Aarthi, NEET is the entrance examination for admission to Medical,Dental, Ayush and Veterinary courses across India. Now NEET is also mandatory to study MBBS abroad. This is the requisite for you as an Indian Citizen to study MBBS abroad. And MCAT is a requisite by countries like Australia, Canada, US etc to check your readiness and knowledge to study Medicine in their country. It is their requisite. So you have to appear for both NEET and MCAT.

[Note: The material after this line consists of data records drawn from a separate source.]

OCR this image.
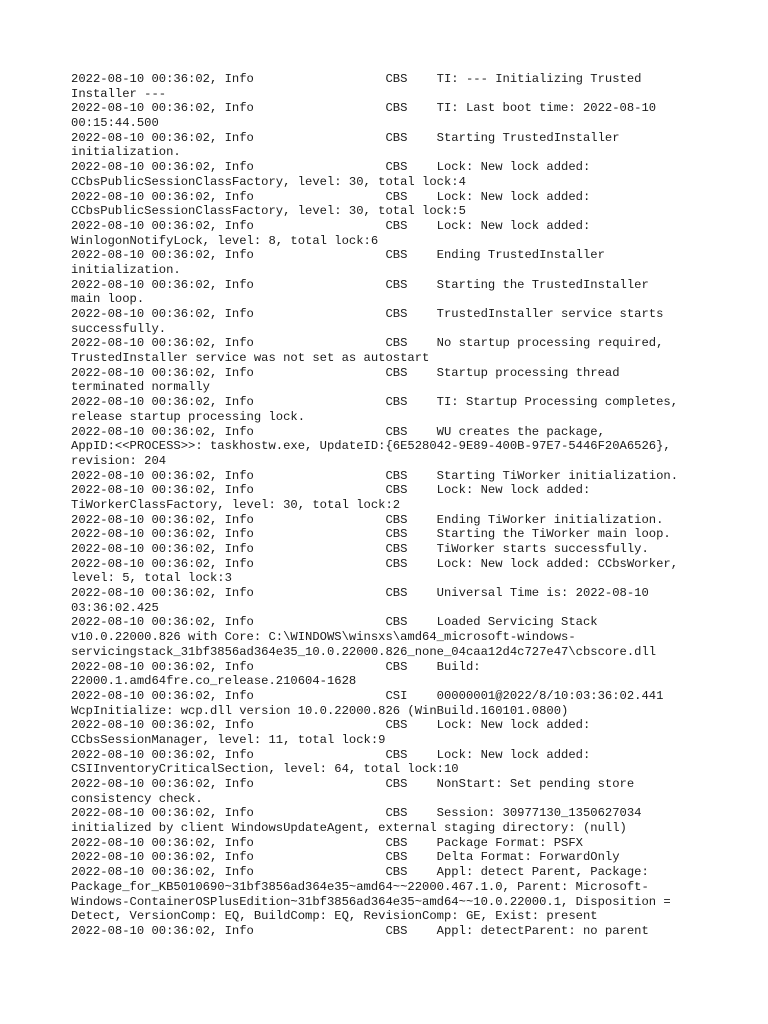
2022-08-10 00:36:02, Info                  CBS    TI: --- Initializing Trusted
Installer ---
2022-08-10 00:36:02, Info                  CBS    TI: Last boot time: 2022-08-10
00:15:44.500
2022-08-10 00:36:02, Info                  CBS    Starting TrustedInstaller
initialization.
2022-08-10 00:36:02, Info                  CBS    Lock: New lock added:
CCbsPublicSessionClassFactory, level: 30, total lock:4
2022-08-10 00:36:02, Info                  CBS    Lock: New lock added:
CCbsPublicSessionClassFactory, level: 30, total lock:5
2022-08-10 00:36:02, Info                  CBS    Lock: New lock added:
WinlogonNotifyLock, level: 8, total lock:6
2022-08-10 00:36:02, Info                  CBS    Ending TrustedInstaller
initialization.
2022-08-10 00:36:02, Info                  CBS    Starting the TrustedInstaller
main loop.
2022-08-10 00:36:02, Info                  CBS    TrustedInstaller service starts
successfully.
2022-08-10 00:36:02, Info                  CBS    No startup processing required,
TrustedInstaller service was not set as autostart
2022-08-10 00:36:02, Info                  CBS    Startup processing thread
terminated normally
2022-08-10 00:36:02, Info                  CBS    TI: Startup Processing completes,
release startup processing lock.
2022-08-10 00:36:02, Info                  CBS    WU creates the package,
AppID:<<PROCESS>>: taskhostw.exe, UpdateID:{6E528042-9E89-400B-97E7-5446F20A6526},
revision: 204
2022-08-10 00:36:02, Info                  CBS    Starting TiWorker initialization.
2022-08-10 00:36:02, Info                  CBS    Lock: New lock added:
TiWorkerClassFactory, level: 30, total lock:2
2022-08-10 00:36:02, Info                  CBS    Ending TiWorker initialization.
2022-08-10 00:36:02, Info                  CBS    Starting the TiWorker main loop.
2022-08-10 00:36:02, Info                  CBS    TiWorker starts successfully.
2022-08-10 00:36:02, Info                  CBS    Lock: New lock added: CCbsWorker,
level: 5, total lock:3
2022-08-10 00:36:02, Info                  CBS    Universal Time is: 2022-08-10
03:36:02.425
2022-08-10 00:36:02, Info                  CBS    Loaded Servicing Stack
v10.0.22000.826 with Core: C:\WINDOWS\winsxs\amd64_microsoft-windows-
servicingstack_31bf3856ad364e35_10.0.22000.826_none_04caa12d4c727e47\cbscore.dll
2022-08-10 00:36:02, Info                  CBS    Build:
22000.1.amd64fre.co_release.210604-1628
2022-08-10 00:36:02, Info                  CSI    00000001@2022/8/10:03:36:02.441
WcpInitialize: wcp.dll version 10.0.22000.826 (WinBuild.160101.0800)
2022-08-10 00:36:02, Info                  CBS    Lock: New lock added:
CCbsSessionManager, level: 11, total lock:9
2022-08-10 00:36:02, Info                  CBS    Lock: New lock added:
CSIInventoryCriticalSection, level: 64, total lock:10
2022-08-10 00:36:02, Info                  CBS    NonStart: Set pending store
consistency check.
2022-08-10 00:36:02, Info                  CBS    Session: 30977130_1350627034
initialized by client WindowsUpdateAgent, external staging directory: (null)
2022-08-10 00:36:02, Info                  CBS    Package Format: PSFX
2022-08-10 00:36:02, Info                  CBS    Delta Format: ForwardOnly
2022-08-10 00:36:02, Info                  CBS    Appl: detect Parent, Package:
Package_for_KB5010690~31bf3856ad364e35~amd64~~22000.467.1.0, Parent: Microsoft-
Windows-ContainerOSPlusEdition~31bf3856ad364e35~amd64~~10.0.22000.1, Disposition =
Detect, VersionComp: EQ, BuildComp: EQ, RevisionComp: GE, Exist: present
2022-08-10 00:36:02, Info                  CBS    Appl: detectParent: no parent
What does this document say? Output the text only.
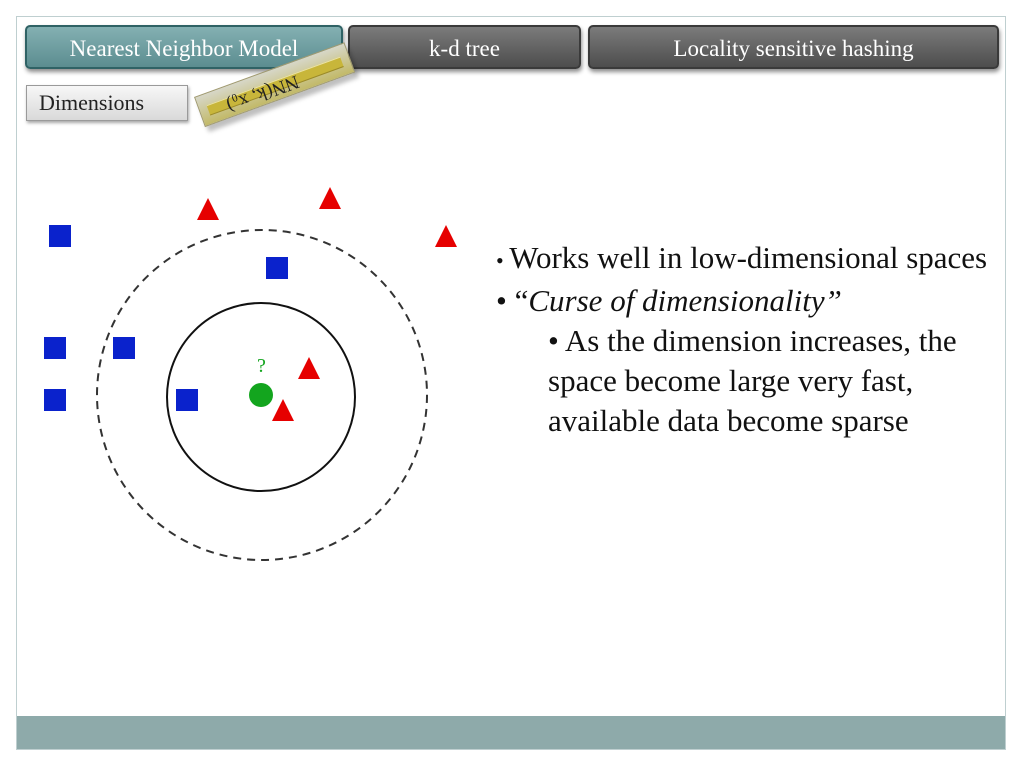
Nearest Neighbor Model	k-d tree	Locality sensitive hashing
Dimensions	NN(k, x₀)
?

• Works well in low-dimensional spaces

• “Curse of dimensionality”

• As the dimension increases, the space become large very fast, available data become sparse
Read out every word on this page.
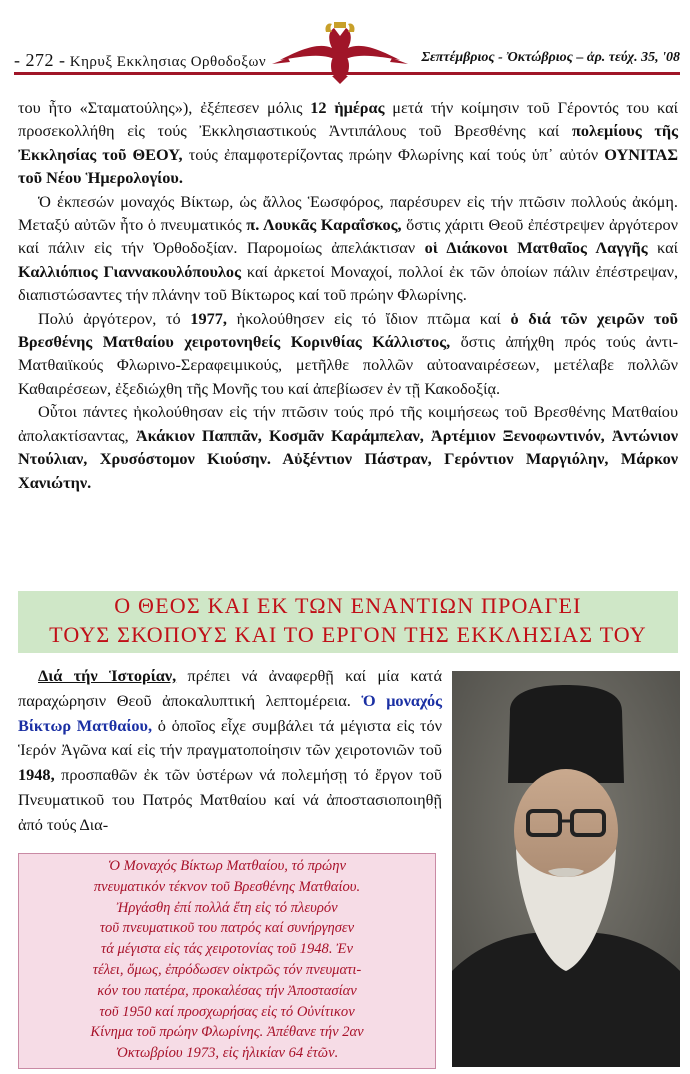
- 272 - Κηρυξ Εκκλησιας Ορθοδοξων	Σεπτέμβριος - Ὀκτώβριος – ἀρ. τεύχ. 35, '08

του ἦτο «Σταματούλης»), ἐξέπεσεν μόλις 12 ἡμέρας μετά τήν κοίμησιν τοῦ Γέροντός του καί προσεκολλήθη εἰς τούς Ἐκκλησιαστικούς Ἀντιπάλους τοῦ Βρεσθένης καί πολεμίους τῆς Ἐκκλησίας τοῦ ΘΕΟΥ, τούς ἐπαμφοτερίζοντας πρώην Φλωρίνης καί τούς ὑπ᾽ αὐτόν ΟΥΝΙΤΑΣ τοῦ Νέου Ἡμερολογίου.

Ὁ ἐκπεσών μοναχός Βίκτωρ, ὡς ἄλλος Ἑωσφόρος, παρέσυρεν εἰς τήν πτῶσιν πολλούς ἀκόμη. Μεταξύ αὐτῶν ἦτο ὁ πνευματικός π. Λουκᾶς Καραΐσκος, ὅστις χάριτι Θεοῦ ἐπέστρεψεν ἀργότερον καί πάλιν εἰς τήν Ὀρθοδοξίαν. Παρομοίως ἀπελάκτισαν οἱ Διάκονοι Ματθαῖος Λαγγῆς καί Καλλιόπιος Γιαννακουλόπουλος καί ἀρκετοί Μοναχοί, πολλοί ἐκ τῶν ὁποίων πάλιν ἐπέστρεψαν, διαπιστώσαντες τήν πλάνην τοῦ Βίκτωρος καί τοῦ πρώην Φλωρίνης.

Πολύ ἀργότερον, τό 1977, ἠκολούθησεν εἰς τό ἴδιον πτῶμα καί ὁ διά τῶν χειρῶν τοῦ Βρεσθένης Ματθαίου χειροτονηθείς Κορινθίας Κάλλιστος, ὅστις ἀπήχθη πρός τούς ἀντι-Ματθαιϊκούς Φλωρινο-Σεραφειμικούς, μετῆλθε πολλῶν αὐτοαναιρέσεων, μετέλαβε πολλῶν Καθαιρέσεων, ἐξεδιώχθη τῆς Μονῆς του καί ἀπεβίωσεν ἐν τῇ Κακοδοξίᾳ.

Οὗτοι πάντες ἠκολούθησαν εἰς τήν πτῶσιν τούς πρό τῆς κοιμήσεως τοῦ Βρεσθένης Ματθαίου ἀπολακτίσαντας, Ἀκάκιον Παππᾶν, Κοσμᾶν Καράμπελαν, Ἀρτέμιον Ξενοφωντινόν, Ἀντώνιον Ντούλιαν, Χρυσόστομον Κιούσην. Αὐξέντιον Πάστραν, Γερόντιον Μαργιόλην, Μάρκον Χανιώτην.

Ο ΘΕΟΣ ΚΑΙ ΕΚ ΤΩΝ ΕΝΑΝΤΙΩΝ ΠΡΟΑΓΕΙ
ΤΟΥΣ ΣΚΟΠΟΥΣ ΚΑΙ ΤΟ ΕΡΓΟΝ ΤΗΣ ΕΚΚΛΗΣΙΑΣ ΤΟΥ

Διά τήν Ἱστορίαν, πρέπει νά ἀναφερθῇ καί μία κατά παραχώρησιν Θεοῦ ἀποκαλυπτική λεπτομέρεια. Ὁ μοναχός Βίκτωρ Ματθαίου, ὁ ὁποῖος εἶχε συμβάλει τά μέγιστα εἰς τόν Ἱερόν Ἀγῶνα καί εἰς τήν πραγματοποίησιν τῶν χειροτονιῶν τοῦ 1948, προσπαθῶν ἐκ τῶν ὑστέρων νά πολεμήσῃ τό ἔργον τοῦ Πνευματικοῦ του Πατρός Ματθαίου καί νά ἀποστασιοποιηθῇ ἀπό τούς Δια-

Ὁ Μοναχός Βίκτωρ Ματθαίου, τό πρώην
πνευματικόν τέκνον τοῦ Βρεσθένης Ματθαίου.
Ἠργάσθη ἐπί πολλά ἔτη εἰς τό πλευρόν
τοῦ πνευματικοῦ του πατρός καί συνήργησεν
τά μέγιστα εἰς τάς χειροτονίας τοῦ 1948. Ἐν
τέλει, ὅμως, ἐπρόδωσεν οἰκτρῶς τόν πνευματι-
κόν του πατέρα, προκαλέσας τήν Ἀποστασίαν
τοῦ 1950 καί προσχωρήσας εἰς τό Οὐνίτικον
Κίνημα τοῦ πρώην Φλωρίνης. Ἀπέθανε τήν 2αν
Ὀκτωβρίου 1973, εἰς ἡλικίαν 64 ἐτῶν.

I am preparing for neet 2020 ,but my family might move to Canada this year so can I join in medical college in Canada with my neet score card?
Hello student yes for indian origin student its mandatory to appear in neet entrance examination to get admission into medical college in Canada also.
NEET eligibility - candidates must passed or appearing class 12 with physics chemistry and biology with minimum 50 percent marks from a recognized board.
Feel free to comment if you have any doubt
i have 49.4% in 12th and 62% in graduation. Can i apply for post graduate diploma program in canada?
Thank you for your query. You can surely get admission for PG Diploma in Canada. But the University you will be getting may not be the most prestigious one. You also will have to get a score between 6.5 to 8.0 in IELTS. The living costs in Canada are cheaper than in other foreign countries ranging from 3,000 to 4,000 CAD.